Anonymous wrote:My DH is prone to this. He learned it from the attitude his mom had. He has become more aware. I gently revise his statement, so it doesn't sound like I am criticizing him, but it shows another way to say what he may be expressing. Often it requires a follow up question to the negative statement before making my passive corrective statement.
Ex:
DH: Our kid isn't smart.
ME: Why do you think our kid isn't smart?
DH: because he repeats the same mistakes over and over.
ME: Go on.
DH: Rhe other day, xyz, ...
After listening
ME:
So you are concerned about our kids development because of XYZ. That's valid. And I agree about this point you shared. Let's think of how we can address this and work together to support him.
(Wait for his defensiveness to go down)
When you said our kid isn't smart, It sounded like more of a judgement than a concern.
(then say a positive affirmation)
But you're a kind loving man, the one I fell in love with and who believes the best in his own child. I was hoping you didn't feel that negative about him!
(Show a physical affirmation)
Smile, hug, kiss, end of discussion.
Wash,Rinse, repeat.
It's tough, but it's effective. Old habits die hard. It took about 4 months of doing this daily and overlooking it without showing frustration when I couldn't.
Sometimes our partner needs us to teach them things they never learned at home in a loving way, until the understand and are motivated to teach and grow on their own.
Last, when you work and try to break that negativity down bit by bit, it usually has a source to it that is easier to identify and it helps you cope as he learns to strengthen the skill.
Positivity has more power than negativity.

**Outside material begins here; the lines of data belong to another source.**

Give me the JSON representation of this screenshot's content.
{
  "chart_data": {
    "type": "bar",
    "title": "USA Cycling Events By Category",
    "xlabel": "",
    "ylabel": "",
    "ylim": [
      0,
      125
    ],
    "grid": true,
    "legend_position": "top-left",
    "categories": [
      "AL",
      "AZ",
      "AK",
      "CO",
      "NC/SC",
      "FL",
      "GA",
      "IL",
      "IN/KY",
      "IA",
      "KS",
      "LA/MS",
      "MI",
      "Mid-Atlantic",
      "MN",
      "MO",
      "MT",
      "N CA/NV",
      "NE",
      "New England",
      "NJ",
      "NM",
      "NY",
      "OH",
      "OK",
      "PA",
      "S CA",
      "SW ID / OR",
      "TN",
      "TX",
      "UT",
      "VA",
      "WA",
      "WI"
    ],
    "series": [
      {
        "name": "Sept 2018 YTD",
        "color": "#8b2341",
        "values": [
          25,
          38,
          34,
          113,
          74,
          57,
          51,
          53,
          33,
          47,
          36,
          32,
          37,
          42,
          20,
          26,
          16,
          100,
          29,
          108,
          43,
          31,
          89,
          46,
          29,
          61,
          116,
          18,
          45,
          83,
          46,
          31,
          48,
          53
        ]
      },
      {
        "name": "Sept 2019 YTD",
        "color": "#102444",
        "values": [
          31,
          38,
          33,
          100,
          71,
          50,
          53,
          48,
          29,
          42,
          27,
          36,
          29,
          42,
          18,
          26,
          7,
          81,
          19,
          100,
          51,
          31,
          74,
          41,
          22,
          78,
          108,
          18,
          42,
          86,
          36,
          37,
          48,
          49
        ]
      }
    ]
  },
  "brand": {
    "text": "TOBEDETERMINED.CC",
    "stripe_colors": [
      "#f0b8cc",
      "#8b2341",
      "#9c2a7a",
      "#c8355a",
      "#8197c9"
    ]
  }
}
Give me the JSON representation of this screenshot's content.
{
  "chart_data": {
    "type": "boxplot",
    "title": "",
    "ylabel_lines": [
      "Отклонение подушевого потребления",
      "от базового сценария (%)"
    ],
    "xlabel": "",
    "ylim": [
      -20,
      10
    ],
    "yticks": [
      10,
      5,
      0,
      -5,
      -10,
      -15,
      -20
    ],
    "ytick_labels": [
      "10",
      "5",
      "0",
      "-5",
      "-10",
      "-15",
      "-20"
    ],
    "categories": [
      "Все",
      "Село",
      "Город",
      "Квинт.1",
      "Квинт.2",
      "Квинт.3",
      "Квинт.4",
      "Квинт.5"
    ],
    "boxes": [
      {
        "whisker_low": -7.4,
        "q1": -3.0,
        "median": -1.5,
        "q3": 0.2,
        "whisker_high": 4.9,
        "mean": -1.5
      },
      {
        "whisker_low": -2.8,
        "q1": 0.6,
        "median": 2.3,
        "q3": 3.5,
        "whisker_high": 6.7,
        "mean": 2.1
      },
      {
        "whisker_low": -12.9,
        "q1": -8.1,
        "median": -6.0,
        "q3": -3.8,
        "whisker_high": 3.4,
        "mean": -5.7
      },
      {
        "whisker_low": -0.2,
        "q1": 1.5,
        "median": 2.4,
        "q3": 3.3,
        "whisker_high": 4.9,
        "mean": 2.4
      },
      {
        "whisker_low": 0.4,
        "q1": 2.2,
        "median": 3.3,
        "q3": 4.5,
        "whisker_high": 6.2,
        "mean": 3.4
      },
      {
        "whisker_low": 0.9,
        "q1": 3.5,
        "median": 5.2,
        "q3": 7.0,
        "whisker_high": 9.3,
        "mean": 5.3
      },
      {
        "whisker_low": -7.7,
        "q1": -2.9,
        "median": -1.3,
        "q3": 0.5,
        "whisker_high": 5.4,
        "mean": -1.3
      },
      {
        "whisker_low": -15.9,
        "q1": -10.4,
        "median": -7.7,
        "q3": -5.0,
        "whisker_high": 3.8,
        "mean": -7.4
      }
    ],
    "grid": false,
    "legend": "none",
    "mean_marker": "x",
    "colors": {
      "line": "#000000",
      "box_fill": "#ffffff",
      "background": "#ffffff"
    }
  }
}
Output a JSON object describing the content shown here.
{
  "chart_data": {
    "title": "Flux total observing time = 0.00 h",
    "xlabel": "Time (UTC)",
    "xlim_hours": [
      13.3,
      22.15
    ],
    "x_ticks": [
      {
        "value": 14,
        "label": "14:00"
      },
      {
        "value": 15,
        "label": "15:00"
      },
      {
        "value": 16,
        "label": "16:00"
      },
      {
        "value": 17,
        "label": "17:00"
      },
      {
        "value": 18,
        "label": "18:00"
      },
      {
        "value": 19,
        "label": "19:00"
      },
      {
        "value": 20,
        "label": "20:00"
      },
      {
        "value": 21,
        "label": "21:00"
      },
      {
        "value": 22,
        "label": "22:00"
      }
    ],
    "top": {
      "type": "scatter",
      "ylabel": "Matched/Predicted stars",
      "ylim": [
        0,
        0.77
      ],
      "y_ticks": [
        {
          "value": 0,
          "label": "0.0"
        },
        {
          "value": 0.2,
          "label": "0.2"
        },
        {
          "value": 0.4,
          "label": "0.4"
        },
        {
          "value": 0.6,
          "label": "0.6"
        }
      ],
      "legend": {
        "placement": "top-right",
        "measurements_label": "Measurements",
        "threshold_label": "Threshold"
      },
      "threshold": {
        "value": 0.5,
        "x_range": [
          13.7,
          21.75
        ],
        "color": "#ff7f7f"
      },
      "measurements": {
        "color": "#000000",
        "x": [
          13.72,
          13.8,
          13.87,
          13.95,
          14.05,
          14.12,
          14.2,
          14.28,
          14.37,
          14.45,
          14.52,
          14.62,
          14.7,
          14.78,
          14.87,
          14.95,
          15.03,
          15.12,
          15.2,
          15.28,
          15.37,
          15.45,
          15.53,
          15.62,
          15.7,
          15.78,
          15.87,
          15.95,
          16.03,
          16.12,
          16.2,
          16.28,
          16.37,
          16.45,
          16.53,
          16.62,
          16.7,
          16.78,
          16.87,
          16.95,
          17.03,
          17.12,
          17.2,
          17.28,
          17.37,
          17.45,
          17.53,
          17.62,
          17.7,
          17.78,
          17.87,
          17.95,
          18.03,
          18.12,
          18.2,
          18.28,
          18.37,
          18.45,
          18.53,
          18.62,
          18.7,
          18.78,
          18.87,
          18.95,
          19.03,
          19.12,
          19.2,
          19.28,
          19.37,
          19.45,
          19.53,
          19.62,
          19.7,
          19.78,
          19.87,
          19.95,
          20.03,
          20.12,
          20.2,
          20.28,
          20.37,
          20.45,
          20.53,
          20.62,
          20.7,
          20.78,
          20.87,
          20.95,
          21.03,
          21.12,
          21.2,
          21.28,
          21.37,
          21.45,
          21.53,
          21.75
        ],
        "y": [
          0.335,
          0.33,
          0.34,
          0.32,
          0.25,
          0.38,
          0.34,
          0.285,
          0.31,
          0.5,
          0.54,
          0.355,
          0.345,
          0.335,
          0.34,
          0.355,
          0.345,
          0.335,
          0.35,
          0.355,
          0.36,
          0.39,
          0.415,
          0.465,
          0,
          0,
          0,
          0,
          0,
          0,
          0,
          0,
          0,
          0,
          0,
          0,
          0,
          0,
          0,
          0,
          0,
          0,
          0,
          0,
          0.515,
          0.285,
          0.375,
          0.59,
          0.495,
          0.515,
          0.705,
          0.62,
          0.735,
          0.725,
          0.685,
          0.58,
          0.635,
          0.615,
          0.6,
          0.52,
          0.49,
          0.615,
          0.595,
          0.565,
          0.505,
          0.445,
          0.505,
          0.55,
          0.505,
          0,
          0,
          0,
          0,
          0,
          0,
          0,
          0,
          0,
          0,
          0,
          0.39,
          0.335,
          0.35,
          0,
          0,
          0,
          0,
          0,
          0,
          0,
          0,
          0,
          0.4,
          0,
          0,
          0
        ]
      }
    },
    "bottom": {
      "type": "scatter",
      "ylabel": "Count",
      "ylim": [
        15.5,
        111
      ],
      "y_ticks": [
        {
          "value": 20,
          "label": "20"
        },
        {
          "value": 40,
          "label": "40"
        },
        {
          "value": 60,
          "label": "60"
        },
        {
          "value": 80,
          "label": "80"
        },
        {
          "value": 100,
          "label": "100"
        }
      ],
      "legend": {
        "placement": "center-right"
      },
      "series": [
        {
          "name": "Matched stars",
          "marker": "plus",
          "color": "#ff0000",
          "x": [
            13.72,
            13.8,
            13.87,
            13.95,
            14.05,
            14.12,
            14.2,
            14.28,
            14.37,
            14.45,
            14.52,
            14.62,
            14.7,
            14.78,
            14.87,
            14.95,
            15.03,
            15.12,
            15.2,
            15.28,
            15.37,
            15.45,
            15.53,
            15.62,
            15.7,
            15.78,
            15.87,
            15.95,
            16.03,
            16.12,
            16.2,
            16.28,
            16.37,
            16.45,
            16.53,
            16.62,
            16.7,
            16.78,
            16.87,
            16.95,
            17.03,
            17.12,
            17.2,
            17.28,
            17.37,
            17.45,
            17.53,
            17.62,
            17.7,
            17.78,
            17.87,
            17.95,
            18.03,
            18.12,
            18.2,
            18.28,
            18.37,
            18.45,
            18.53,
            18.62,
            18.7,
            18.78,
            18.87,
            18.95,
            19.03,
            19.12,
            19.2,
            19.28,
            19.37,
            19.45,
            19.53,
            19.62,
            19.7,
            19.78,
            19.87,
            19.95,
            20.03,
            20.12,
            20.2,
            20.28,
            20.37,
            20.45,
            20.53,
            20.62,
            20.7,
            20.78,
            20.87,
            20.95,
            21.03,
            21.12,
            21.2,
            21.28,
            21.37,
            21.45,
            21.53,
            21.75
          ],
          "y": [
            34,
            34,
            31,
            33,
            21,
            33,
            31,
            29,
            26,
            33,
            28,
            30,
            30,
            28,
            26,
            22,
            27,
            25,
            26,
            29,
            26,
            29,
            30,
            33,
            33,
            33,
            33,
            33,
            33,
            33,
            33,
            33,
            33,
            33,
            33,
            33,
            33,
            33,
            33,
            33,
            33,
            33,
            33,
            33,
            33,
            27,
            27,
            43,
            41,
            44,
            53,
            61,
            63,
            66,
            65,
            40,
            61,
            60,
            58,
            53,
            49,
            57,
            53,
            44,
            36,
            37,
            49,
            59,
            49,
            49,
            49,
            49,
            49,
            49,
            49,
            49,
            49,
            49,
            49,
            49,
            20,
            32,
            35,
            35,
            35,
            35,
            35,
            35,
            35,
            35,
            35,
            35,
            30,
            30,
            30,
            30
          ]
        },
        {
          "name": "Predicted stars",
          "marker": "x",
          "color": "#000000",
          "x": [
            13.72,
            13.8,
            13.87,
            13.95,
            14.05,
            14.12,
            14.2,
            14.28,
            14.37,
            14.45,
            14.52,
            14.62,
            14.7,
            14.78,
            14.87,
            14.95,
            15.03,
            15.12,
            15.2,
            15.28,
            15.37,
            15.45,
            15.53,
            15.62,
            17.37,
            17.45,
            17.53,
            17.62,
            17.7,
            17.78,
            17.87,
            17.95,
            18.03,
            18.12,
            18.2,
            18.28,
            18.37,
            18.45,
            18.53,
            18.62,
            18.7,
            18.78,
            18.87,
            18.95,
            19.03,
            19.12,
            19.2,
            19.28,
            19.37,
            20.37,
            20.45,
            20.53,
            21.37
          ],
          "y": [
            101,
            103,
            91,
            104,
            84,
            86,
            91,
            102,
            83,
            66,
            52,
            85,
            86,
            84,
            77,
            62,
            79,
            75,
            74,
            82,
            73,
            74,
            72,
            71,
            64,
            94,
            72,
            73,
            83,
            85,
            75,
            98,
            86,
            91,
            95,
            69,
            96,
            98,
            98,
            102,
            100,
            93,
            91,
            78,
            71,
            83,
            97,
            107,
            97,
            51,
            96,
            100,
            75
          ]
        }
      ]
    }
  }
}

You really have to fight for it.
Anonymous wrote:OP here. To be honest, in addition to him becoming more negative (which he definitely has), part of the problem could be that I was depressed when we first got together, and am now happier on meds. So maybe our worldviews used to be more similar (I was never mean to others, but always assumed the worst would happen, or that other people disliked me).
Anonymous wrote:I get tired of DH assuming people always have the worst motives. Always out to get other people. I can't live like that. There's certainly plenty of evil in the world, but I can't stand to be reminded of it all the freaking time. I'm the one depressed in the relationship; he's a weird combo of a glass-half-full guy with a shitty view of other people.